This week I ran into a problem I’d never experienced in 20 years of working in SQL Server. A query that had run perfectly fine in an old version of SQL Server (2008R2 to be precise) suddenly became the slowest query on earth in a new edition (SQL Server 2016). The two servers were comparable — in fact the new version was running on a box that should have been beefier than the original in almost every way, except that one was on a near-obsolete version of Windows and SQL, and the other wasn’t. And like the last Rocky movie, the old-timer was kicking ass. 5.2 seconds for the original version, 4.5 MINUTES for the new one.
Troubleshooting this involved the usual suspects: I looked at CPUs, RAM and how each of the servers were mounting their SAN storage. Turned out that the new server only had 16 GB RAM, and each SQL Instance (three running on this server) only had 5 GB each to work with — compared to the old server, which had 32 GB RAM and only two instances…allowing for 15 GB per instance. I got our Ops guys to bump up my RAM, and…. Nothing changed.
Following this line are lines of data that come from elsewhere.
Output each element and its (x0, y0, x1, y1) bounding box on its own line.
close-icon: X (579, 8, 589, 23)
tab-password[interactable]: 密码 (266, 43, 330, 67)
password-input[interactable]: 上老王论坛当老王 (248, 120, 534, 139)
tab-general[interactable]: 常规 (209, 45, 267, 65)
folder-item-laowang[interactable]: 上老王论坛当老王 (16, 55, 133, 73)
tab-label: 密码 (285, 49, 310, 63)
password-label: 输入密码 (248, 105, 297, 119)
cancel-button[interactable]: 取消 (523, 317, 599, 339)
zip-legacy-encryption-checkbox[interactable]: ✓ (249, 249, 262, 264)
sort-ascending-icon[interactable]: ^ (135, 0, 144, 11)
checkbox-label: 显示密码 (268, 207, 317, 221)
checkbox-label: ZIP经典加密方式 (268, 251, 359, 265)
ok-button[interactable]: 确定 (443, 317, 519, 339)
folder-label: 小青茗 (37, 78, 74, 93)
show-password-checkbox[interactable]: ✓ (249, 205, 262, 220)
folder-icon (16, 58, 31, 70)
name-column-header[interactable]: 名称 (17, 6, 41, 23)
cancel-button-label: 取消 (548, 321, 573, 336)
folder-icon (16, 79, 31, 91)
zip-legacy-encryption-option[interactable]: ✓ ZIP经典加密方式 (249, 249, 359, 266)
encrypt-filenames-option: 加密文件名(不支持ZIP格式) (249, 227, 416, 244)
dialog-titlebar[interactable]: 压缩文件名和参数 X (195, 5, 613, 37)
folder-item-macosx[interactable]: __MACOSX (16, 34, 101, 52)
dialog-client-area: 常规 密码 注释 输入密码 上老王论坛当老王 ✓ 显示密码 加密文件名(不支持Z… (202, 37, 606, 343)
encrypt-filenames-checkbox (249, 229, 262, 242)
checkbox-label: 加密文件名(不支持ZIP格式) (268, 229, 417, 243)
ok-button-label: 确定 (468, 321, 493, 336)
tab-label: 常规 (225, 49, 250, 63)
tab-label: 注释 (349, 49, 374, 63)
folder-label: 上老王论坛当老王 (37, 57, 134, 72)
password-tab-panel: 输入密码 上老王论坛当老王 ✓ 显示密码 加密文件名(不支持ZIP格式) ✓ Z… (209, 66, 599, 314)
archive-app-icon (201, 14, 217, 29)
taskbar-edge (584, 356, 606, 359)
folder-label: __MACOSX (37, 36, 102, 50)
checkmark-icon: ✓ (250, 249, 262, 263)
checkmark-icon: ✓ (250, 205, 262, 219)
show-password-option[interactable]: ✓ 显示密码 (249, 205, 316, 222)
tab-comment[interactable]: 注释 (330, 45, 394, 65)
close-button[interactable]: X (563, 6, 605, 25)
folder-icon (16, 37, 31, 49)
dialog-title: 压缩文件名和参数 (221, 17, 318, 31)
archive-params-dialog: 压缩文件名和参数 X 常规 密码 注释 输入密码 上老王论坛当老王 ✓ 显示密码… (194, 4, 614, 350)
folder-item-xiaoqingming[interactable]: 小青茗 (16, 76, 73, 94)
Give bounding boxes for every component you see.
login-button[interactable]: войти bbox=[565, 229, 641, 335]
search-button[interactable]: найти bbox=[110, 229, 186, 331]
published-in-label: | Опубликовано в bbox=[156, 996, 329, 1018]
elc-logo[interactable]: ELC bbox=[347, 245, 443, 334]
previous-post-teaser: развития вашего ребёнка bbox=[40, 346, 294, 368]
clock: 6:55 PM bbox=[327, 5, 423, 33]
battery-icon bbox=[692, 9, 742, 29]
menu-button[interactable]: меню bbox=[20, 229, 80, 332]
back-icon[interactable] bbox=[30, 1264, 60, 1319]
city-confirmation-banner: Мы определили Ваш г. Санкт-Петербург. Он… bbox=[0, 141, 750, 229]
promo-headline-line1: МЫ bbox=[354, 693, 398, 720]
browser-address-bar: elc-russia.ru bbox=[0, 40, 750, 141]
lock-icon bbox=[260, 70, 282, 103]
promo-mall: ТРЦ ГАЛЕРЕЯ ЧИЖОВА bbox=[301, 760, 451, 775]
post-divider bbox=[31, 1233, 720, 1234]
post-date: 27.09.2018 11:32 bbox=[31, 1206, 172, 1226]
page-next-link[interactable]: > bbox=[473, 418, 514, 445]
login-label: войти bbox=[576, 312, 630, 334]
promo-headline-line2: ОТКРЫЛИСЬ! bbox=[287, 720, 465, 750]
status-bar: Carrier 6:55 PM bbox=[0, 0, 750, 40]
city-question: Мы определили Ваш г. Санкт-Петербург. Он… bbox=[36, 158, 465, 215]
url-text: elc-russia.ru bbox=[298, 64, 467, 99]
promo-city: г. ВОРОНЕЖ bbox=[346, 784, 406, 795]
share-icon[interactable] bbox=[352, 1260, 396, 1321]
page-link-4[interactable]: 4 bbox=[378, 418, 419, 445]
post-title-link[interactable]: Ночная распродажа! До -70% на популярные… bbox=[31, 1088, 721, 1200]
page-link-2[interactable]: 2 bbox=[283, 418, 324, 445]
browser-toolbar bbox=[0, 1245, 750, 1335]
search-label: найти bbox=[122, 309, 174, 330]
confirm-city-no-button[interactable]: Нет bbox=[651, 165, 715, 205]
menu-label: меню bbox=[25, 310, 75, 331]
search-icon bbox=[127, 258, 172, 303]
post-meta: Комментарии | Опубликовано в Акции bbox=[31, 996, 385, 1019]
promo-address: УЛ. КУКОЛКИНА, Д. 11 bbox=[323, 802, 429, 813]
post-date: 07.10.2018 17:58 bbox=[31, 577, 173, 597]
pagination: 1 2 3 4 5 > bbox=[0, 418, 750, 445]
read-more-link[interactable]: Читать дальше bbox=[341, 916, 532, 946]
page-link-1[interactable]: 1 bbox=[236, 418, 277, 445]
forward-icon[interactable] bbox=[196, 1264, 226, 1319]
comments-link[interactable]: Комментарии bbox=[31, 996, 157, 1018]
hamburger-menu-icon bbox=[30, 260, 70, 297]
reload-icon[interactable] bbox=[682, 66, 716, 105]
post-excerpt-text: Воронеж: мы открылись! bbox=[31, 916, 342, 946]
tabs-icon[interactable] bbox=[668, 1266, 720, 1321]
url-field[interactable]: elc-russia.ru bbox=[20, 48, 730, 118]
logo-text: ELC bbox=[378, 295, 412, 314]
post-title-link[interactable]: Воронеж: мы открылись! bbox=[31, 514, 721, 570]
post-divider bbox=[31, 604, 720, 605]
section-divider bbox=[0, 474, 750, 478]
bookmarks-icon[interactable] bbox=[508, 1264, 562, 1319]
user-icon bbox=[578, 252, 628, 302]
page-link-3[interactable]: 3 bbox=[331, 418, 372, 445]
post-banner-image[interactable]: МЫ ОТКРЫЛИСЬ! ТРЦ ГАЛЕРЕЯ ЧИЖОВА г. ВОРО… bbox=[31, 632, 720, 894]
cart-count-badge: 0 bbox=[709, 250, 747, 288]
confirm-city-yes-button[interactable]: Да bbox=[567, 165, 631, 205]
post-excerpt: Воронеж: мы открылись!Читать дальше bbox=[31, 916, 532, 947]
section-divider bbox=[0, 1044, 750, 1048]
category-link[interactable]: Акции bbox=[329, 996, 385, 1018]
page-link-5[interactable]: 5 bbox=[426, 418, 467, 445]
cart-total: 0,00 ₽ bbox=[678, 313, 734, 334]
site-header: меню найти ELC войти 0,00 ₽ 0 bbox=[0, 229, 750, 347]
RAM wasn’t the issue.
I broke down the query into its smallest parts and tested each piece, wondering if somehow an index was bad on the new version, or statistics were stale, or something! Part of the proc called an AS400 box using OpenQuery. Was there some sort of latency between servers? Nope. This was just as fast as the original. There was a cursor looping through the data retrieved from the AS400… was the cursor somehow slower? Nope. There was a series of queries that used our partitioned tables’ date range function to grab the right data from the right file in the right filegroup. Could that be causing it?
TURNS OUT: YES.
What we discovered is the the new Cardinality Estimator released in SQL 2014 did not play nice at all with this part of our query. Switching Compatibility before each run proved it beyond a shadow of a doubt. On the same box, in the same database, with only the Compatibility swapping between 100 and 130 the speed of the query jumped from five seconds to five minutes!
I jumped to the Internet to find out what the heck was going on, and what our options were. Hat-tip to Robert Davis (SQLSoldier) and Kenneth Fisher (@SQLStudent144) for helping me figure out what they were. We could either keep the Compatibility at 100 — not feasible, since we’re making this move to stay in service compliance and utilize new features like Temporal Tables. Or we could tell the server to force that database to use the Legacy (read: “old”) Cardinality Estimator. Or, we could set which CE we wanted to use on the queries and procs that showed performance issues.
After a brief discussion with our development team (“WHAT!? You want us to test ALL of our procs and functions?!”) we decided to go with Option B, and just used the FORCE_LEGACY_CARDINALITY_ESTIMATION at the database level (thanks, Derek Hammer (@SQLHammer)!).
I wish I knew exactly WHY this happened in SQL. I mean, I know that it was caused by a change that Microsoft made in how SQL builds query execution plans — SQL Server 2014 had the first such change they’d made there in over a decade. But I don’t know WHAT specifically changed, or how I could have structured that query so that the new estimator didn’t jack it around so much.
And THAT’S why I want to attend Paul Randal’s performance tuning class in Chicago. This guy didn’t just write the book on SQL Server… he helped write SQL Server! No other blogger goes into SQL’s internal mechanics like he does, and word on the street is that his class is phenomenal. The things I could learn here would be crucial to helping us continue to support servers that run from SQL 2005 to 2016 — and Azure as well. I’d be able to better support our development team, know WHY something broke, and the best way to fix it, and continue being the vital asset that the company hired me to be.
See, problems like what I faced this week are why I love being a DBA in the first place. When we have a problem it’s not just a broken wire, or a broken connection, or a badly written piece of code, or bad data from a third party. It could be any of those, or none of them, or all of them!
Performance tuning is detective work. It’s solving a real-time mystery with live data that you desperately need to keep alive, and not just alive, but in better shape than it ever was. Performance tuning is taking all your knowledge, intuition, and experience and pitting it against a problem that is stealing the most important resource from your company: time. Our data needs to be fast, because any time it’s not fast, someone else in the company is sitting there saying “This damn computer. I’m never going to get the information I need on time.”
I have a chance to win an entry into one of Paul’s classes (I’m shooting for the IEPTO1: Performance Tuning and Optimization – Part 1 class in Chicago, October 2-6, 2017 (link to class details)). Paul is a fantastic teacher, a wellspring of knowledge, and Subject Matter Expert #1. I know that if I win, then everyone at my mill wins, and there’s no better prize than that.